Biologists in Florida caught a 98-pound dark burmese python – the heaviest specimen ever in the US state. The female snake was five meters long and had 122 eggs in her abdomen, reports the conservation organization Conservancy of Southwest Florida. In Florida, many native animal species are suffering from a plague of pythons that began in the 1990s.
Back then, the Burmese python was a popular pet species, and there was a large breeding station in Miami. In 1992, Hurricane Andrew destroyed the snake farm and about 1,000 animals escaped to the Everglades, a huge swampy area in southern Florida. There the snakes multiplied rapidly and eat everything they can find: frogs, raccoons, deer, alligators. In the stomachs of captive pythons, the researchers found remains of 24 different species of mammals, 47 species of birds and two species of reptiles. Florida authorities pay hefty premiums for killing pythons.
How biologists catch pythons in Florida
But they are not easy to find in the hard-to-reach Everglades. It’s like looking for a needle in a haystack, said environmentalist Ian Bartoszek at a press conference: “You would use a magnet and that’s how we use male pythons to find the largest female specimens in the area. They feel like them Males most attracted.”

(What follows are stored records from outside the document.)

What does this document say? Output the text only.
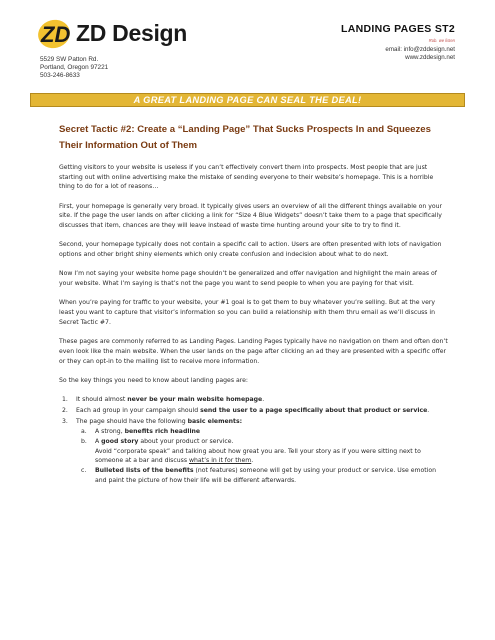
ZD ZD Design
5529 SW Patton Rd.
Portland, Oregon 97221
503-246-8633
LANDING PAGES ST2
Rob. we listen
email: info@zddesign.net
www.zddesign.net
A GREAT LANDING PAGE CAN SEAL THE DEAL!
Secret Tactic #2: Create a “Landing Page” That Sucks Prospects In and Squeezes Their Information Out of Them

Getting visitors to your website is useless if you can’t effectively convert them into prospects. Most people that are just starting out with online advertising make the mistake of sending everyone to their website’s homepage. This is a horrible thing to do for a lot of reasons…

First, your homepage is generally very broad. It typically gives users an overview of all the different things available on your site. If the page the user lands on after clicking a link for “Size 4 Blue Widgets” doesn’t take them to a page that specifically discusses that item, chances are they will leave instead of waste time hunting around your site to try to find it.

Second, your homepage typically does not contain a specific call to action. Users are often presented with lots of navigation options and other bright shiny elements which only create confusion and indecision about what to do next.

Now I’m not saying your website home page shouldn’t be generalized and offer navigation and highlight the main areas of your website. What I’m saying is that’s not the page you want to send people to when you are paying for that visit.

When you’re paying for traffic to your website, your #1 goal is to get them to buy whatever you’re selling. But at the very least you want to capture that visitor’s information so you can build a relationship with them thru email as we’ll discuss in Secret Tactic #7.

These pages are commonly referred to as Landing Pages. Landing Pages typically have no navigation on them and often don’t even look like the main website. When the user lands on the page after clicking an ad they are presented with a specific offer or they can opt-in to the mailing list to receive more information.

So the key things you need to know about landing pages are:

1. It should almost never be your main website homepage.
2. Each ad group in your campaign should send the user to a page specifically about that product or service.
3. The page should have the following basic elements:
a. A strong, benefits rich headline
b. A good story about your product or service.
Avoid “corporate speak” and talking about how great you are. Tell your story as if you were sitting next to someone at a bar and discuss what’s in it for them.
c. Bulleted lists of the benefits (not features) someone will get by using your product or service. Use emotion and paint the picture of how their life will be different afterwards.
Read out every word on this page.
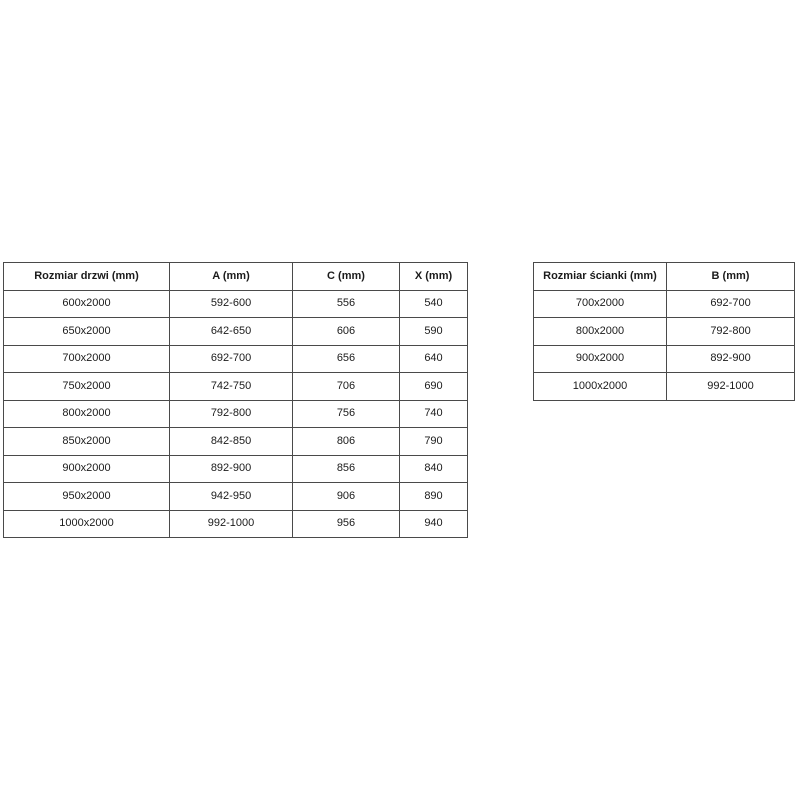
Rozmiar drzwi (mm)	A (mm)	C (mm)	X (mm)
600x2000	592-600	556	540
650x2000	642-650	606	590
700x2000	692-700	656	640
750x2000	742-750	706	690
800x2000	792-800	756	740
850x2000	842-850	806	790
900x2000	892-900	856	840
950x2000	942-950	906	890
1000x2000	992-1000	956	940
Rozmiar ścianki (mm)	B (mm)
700x2000	692-700
800x2000	792-800
900x2000	892-900
1000x2000	992-1000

To do this, the biologists equip the male search snakes with GPS transmitters and release them. If the males stay longer in one place, there is a high probability that they have found a female there. It was the same with the search snake Dionysus: “We knew that he wouldn’t stop there without a reason,” says Ian Bartoszek. “And indeed, we found him with the largest female we’ve spotted so far.” Until then, a specimen weighing 84 kilos held the title of the heaviest snake in Florida.